Some scholars argue that the functions of the Luwian and Hittite weather gods Tarḫunz and Tarḫunna ultimately stem from those of Perkʷunos. Anatolians may have dropped the old name in order to adopt the epithet *Tṛḫu-ent- ('conquering', from PIE terh₂-, 'to cross over, pass through, overcome'), which sounded closer to the name of the Hattian Storm-god Taru. According to scholarship, the name Tarhunt- is also cognate to the Vedic present participle tū́rvant- ('vanquishing, conquering'), an epithet of the weather-god Indra.

=== Toponyms ===
Near Salona, in Late Antiquity, there was a hill named Perun. Likewise, the ancient oronym Borun (monte Borun) has been interpreted as a deformation of the theonym Perun. Their possible connection is further reinforced by the proximity of a mountain named Dobrava, a widespread word in Slavic-speaking regions that means 'oak grove'.
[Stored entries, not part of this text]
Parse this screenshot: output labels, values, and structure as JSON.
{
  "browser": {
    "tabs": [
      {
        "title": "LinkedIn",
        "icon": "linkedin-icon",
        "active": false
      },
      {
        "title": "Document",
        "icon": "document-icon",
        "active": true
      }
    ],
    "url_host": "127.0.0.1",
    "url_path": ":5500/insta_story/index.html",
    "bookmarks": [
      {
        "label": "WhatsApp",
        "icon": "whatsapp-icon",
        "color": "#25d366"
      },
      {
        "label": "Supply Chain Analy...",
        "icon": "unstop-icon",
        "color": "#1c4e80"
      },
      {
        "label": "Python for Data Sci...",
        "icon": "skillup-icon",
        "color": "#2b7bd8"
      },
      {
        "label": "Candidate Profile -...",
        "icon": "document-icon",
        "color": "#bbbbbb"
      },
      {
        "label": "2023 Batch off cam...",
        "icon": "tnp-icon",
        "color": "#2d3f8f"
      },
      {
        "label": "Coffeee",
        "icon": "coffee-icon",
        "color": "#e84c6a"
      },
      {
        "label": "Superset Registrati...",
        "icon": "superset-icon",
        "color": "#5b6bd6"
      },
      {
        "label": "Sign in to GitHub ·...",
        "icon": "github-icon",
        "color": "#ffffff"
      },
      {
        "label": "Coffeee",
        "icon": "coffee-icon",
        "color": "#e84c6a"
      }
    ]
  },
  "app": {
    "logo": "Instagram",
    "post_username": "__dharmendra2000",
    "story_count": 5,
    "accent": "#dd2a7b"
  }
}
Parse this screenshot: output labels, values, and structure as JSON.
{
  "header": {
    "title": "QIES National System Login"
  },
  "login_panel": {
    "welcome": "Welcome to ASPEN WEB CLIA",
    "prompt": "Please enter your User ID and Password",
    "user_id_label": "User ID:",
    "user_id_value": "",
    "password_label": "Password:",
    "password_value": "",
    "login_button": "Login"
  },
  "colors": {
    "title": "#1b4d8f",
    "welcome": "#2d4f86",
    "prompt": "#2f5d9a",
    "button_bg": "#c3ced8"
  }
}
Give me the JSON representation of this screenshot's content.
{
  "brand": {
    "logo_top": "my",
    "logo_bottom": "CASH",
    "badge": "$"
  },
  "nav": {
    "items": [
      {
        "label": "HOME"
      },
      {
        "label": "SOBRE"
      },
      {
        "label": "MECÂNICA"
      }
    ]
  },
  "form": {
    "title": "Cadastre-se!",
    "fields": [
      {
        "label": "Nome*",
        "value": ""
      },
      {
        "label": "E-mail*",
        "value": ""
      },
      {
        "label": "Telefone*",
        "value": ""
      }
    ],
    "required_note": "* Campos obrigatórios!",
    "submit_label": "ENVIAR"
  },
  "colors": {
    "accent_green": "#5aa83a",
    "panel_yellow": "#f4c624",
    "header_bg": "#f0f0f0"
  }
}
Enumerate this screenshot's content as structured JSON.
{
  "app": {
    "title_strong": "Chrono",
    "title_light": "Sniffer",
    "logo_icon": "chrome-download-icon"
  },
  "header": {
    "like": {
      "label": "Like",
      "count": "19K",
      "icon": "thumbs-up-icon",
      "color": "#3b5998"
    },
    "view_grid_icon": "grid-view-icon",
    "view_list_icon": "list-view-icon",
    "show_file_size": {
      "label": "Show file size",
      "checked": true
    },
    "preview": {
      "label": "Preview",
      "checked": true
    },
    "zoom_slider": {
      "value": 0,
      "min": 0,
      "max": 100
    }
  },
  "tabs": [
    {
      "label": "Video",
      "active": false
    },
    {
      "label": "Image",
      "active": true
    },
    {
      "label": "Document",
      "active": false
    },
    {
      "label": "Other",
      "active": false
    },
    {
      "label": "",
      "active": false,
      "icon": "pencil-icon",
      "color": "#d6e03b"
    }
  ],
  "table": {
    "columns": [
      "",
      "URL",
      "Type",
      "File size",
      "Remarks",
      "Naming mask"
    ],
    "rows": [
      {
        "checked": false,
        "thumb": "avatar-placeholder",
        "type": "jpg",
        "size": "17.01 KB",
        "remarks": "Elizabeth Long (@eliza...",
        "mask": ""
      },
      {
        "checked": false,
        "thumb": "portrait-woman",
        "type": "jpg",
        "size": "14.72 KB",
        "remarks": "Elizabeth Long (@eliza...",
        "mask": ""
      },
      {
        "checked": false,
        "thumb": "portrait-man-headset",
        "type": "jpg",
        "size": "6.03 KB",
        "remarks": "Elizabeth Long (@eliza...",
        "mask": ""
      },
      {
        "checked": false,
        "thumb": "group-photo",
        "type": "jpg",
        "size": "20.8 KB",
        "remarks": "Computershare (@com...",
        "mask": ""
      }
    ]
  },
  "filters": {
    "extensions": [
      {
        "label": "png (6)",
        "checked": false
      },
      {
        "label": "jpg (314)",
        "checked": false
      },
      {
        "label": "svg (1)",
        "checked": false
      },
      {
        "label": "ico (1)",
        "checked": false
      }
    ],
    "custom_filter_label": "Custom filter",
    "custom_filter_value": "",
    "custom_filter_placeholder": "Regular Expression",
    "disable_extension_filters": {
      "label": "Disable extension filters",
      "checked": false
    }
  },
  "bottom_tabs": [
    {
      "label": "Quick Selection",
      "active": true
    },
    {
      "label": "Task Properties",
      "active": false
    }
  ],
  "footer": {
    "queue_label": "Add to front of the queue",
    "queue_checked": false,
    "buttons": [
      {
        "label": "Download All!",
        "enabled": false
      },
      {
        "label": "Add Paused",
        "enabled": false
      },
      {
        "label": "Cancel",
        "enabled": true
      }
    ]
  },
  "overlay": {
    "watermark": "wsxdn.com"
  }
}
Places in South-Slavic-speaking lands are considered to be reflexes of Slavic god Perun, such as Perunac, Perunovac, Perunika, Perunićka Glava, Peruni Vrh, Perunja Ves, Peruna Dubrava, Perunuša, Perušice, Perudina, and Perutovac. Scholar Marija Gimbutas cited the existence of the place names Perunowa gora (Poland), Perun Gora (Serbia), Gora Perun (Romania), and Porun hill (Istria). Patrice Lajoye associates place names in the Balkans with the Slavic god Perun: the city of Pernik and the mountain range Pirin (in Bulgaria). He also proposes that the German city of Pronstorf is also related to Perun, since it is located near Segeberg, whose former name was Perone in 1199.

The name of the Baltic deity Perkunas is also attested in Baltic toponyms and hydronyms: a village called Perkūniškės in Žemaitija, north-west of Kaunas, and the place name Perkunlauken ('Perkuns Fields') near modern Gusev.